I don't know if I'd recommend Gunslinger Girl. I've got mixed feelings about it. It's thought-provoking and its unusual theme is developed in an interesting, provocative and moving way. But. But the pacing is godawful and extremely disagreeable: up to episode 8 I was still debating whether or not I should drop it. And there is basically no plot. As for the characters, while everything centres on them it's also true that there is little to no development. It's like a slow depiction of a situation that is rendered via the description of the characters involved in that situation and their interactions. Don't know if I managed to get the idea across...
There is a shady antiterrorist government agency in Italy, the Social Welfare Agency, which "saves" little girls who have had terrible life-threatening accidents by transforming them into cyborgs and then brain-washing them in order to make them perfect killing machines. Each girl has a male handler who is responsible for the girl and to whom each girl is attached in a morbidly obsessive way. Each handler establishes the relationship with the girl in his care in a different way, ranging from viewing them simply as tools to treating them as human girls to be looked upon with pity or little sisters to be spoilt. It's obvious that seeing young girls embracing huge guns is shocking and watching them coldbloodedly kill people with no inkling of remorse or guilt is distressing and sickening - so there is no doubt that what the Social Welfare Agency does to them is morally and ethically wrong. That's not the focus of the anime. A previous reviewer claims that the question the anime poses is whether these girls are human or not. But I don't think I agree. If you watch how they behave, their reactions and feelings - it's quite obvious to me that they are human. What's interesting to watch - but not amusing at all - is how the conditioning they have received strips them of any kind of morality or conscience, thus concentrating all their extremely human emotions and feelings - the need to love and be loved and to be recognised and to have a purpose - within their handler, in one exclusive relationship: which is also wrong and sickening to watch. Sometimes this is rendered very well, especially towards the end of the anime - while, as I already said, the first half of the show could have definetely been done better.
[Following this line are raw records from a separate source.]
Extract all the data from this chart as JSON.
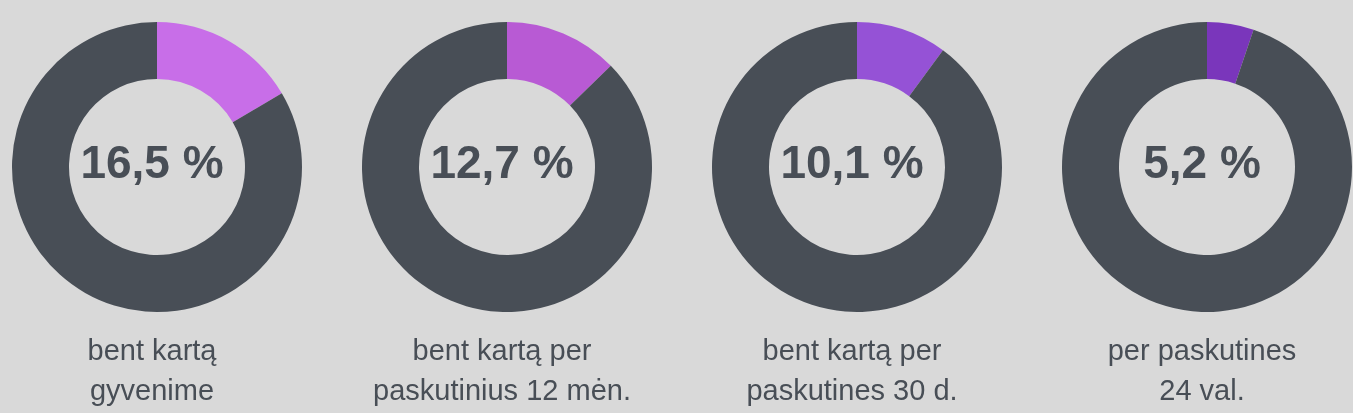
{
  "chart_data": [
    {
      "type": "donut",
      "categories": [
        null,
        null
      ],
      "values": [
        16.5,
        83.5
      ],
      "colors": [
        "#c86ee8",
        "#484e56"
      ],
      "annotations": [
        "16,5 %"
      ],
      "xlabel": "bent kartą\ngyvenime"
    },
    {
      "type": "donut",
      "categories": [
        null,
        null
      ],
      "values": [
        12.7,
        87.3
      ],
      "colors": [
        "#b85ad4",
        "#484e56"
      ],
      "annotations": [
        "12,7 %"
      ],
      "xlabel": "bent kartą per\npaskutinius 12 mėn."
    },
    {
      "type": "donut",
      "categories": [
        null,
        null
      ],
      "values": [
        10.1,
        89.9
      ],
      "colors": [
        "#9552d6",
        "#484e56"
      ],
      "annotations": [
        "10,1 %"
      ],
      "xlabel": "bent kartą per\npaskutines 30 d."
    },
    {
      "type": "donut",
      "categories": [
        null,
        null
      ],
      "values": [
        5.2,
        94.8
      ],
      "colors": [
        "#7a36bb",
        "#484e56"
      ],
      "annotations": [
        "5,2 %"
      ],
      "xlabel": "per paskutines\n24 val."
    }
  ]
}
What I Liked: The varying dynamics in the fratello relationships. The ending theme suited the series down to a T. Generally well-animated, with fluid action scenes and beautiful set designs. The premise of preteen assassins and political tension in late-90's Italy is a great hook. Sound design is great, especially in regards to the guns. The muted colour palette, which is admittedly a hallmark of its time, works nicely here. Most of the girls get a considerable amount of development.
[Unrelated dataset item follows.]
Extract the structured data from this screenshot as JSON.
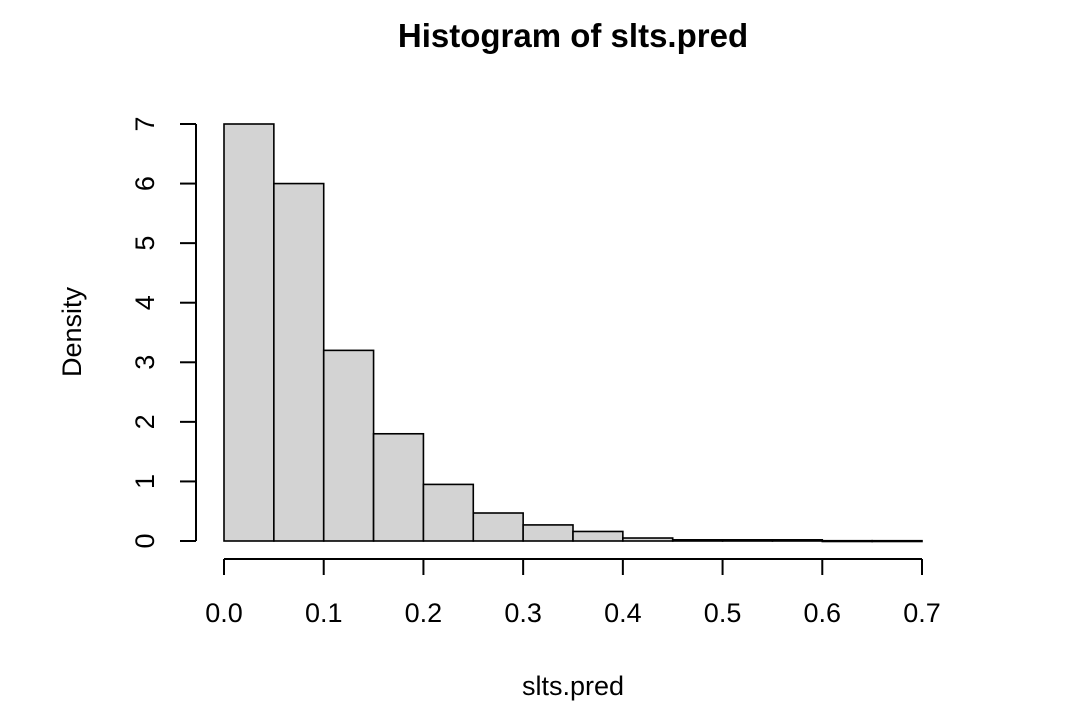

What I Didn't: The pacing is as slow as watching paint dry, but does suddenly speed up a little in the final third. The dead-eyed designs of the girls is a bit off-putting. The open ending left me feeling empty. The opening theme is boringly dreary. The aforementioned premise of political tension isn't really explored in much detail, more serving to loosely connect episodes. Rico and Elsa's storylines felt lacking.
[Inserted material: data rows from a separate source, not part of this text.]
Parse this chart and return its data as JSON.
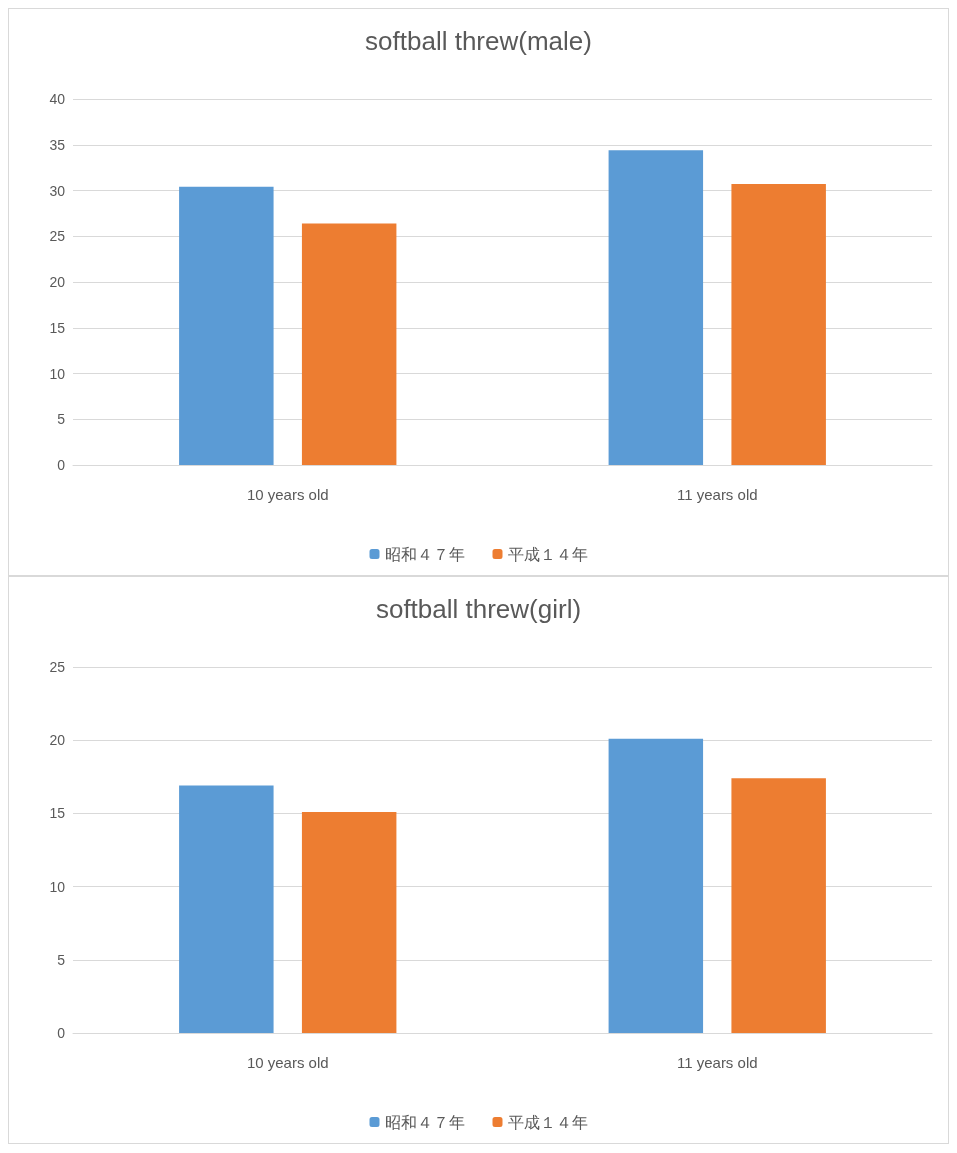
{
  "chart_data": [
    {
      "type": "bar",
      "title": "softball threw(male)",
      "categories": [
        "10 years old",
        "11 years old"
      ],
      "series": [
        {
          "name": "昭和４７年",
          "color": "#5b9bd5",
          "values": [
            30.4,
            34.4
          ]
        },
        {
          "name": "平成１４年",
          "color": "#ed7d31",
          "values": [
            26.4,
            30.7
          ]
        }
      ],
      "ylim": [
        0,
        40
      ],
      "yticks": [
        0,
        5,
        10,
        15,
        20,
        25,
        30,
        35,
        40
      ],
      "grid": "y",
      "legend": "bottom"
    },
    {
      "type": "bar",
      "title": "softball threw(girl)",
      "categories": [
        "10 years old",
        "11 years old"
      ],
      "series": [
        {
          "name": "昭和４７年",
          "color": "#5b9bd5",
          "values": [
            16.9,
            20.1
          ]
        },
        {
          "name": "平成１４年",
          "color": "#ed7d31",
          "values": [
            15.1,
            17.4
          ]
        }
      ],
      "ylim": [
        0,
        25
      ],
      "yticks": [
        0,
        5,
        10,
        15,
        20,
        25
      ],
      "grid": "y",
      "legend": "bottom"
    }
  ]
}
Final Verdict: Acting as more of a series of character studies than a run-and-gun action drama, Gunslinger Girl depicts teenage assassins in late-90's Europe with a beautiful flair aided by dynamic animation, a sober colour scheme and perfect sound design. Admittedly, the tone can get a little overly bleak at times, with the girls' character designs and colourless opening theme exemplifying this. Despite all this, Gunslinger Girl is still a good (if not slow as heck) girls-with-guns anime with plenty of drama and gunplay to sink your teeth into.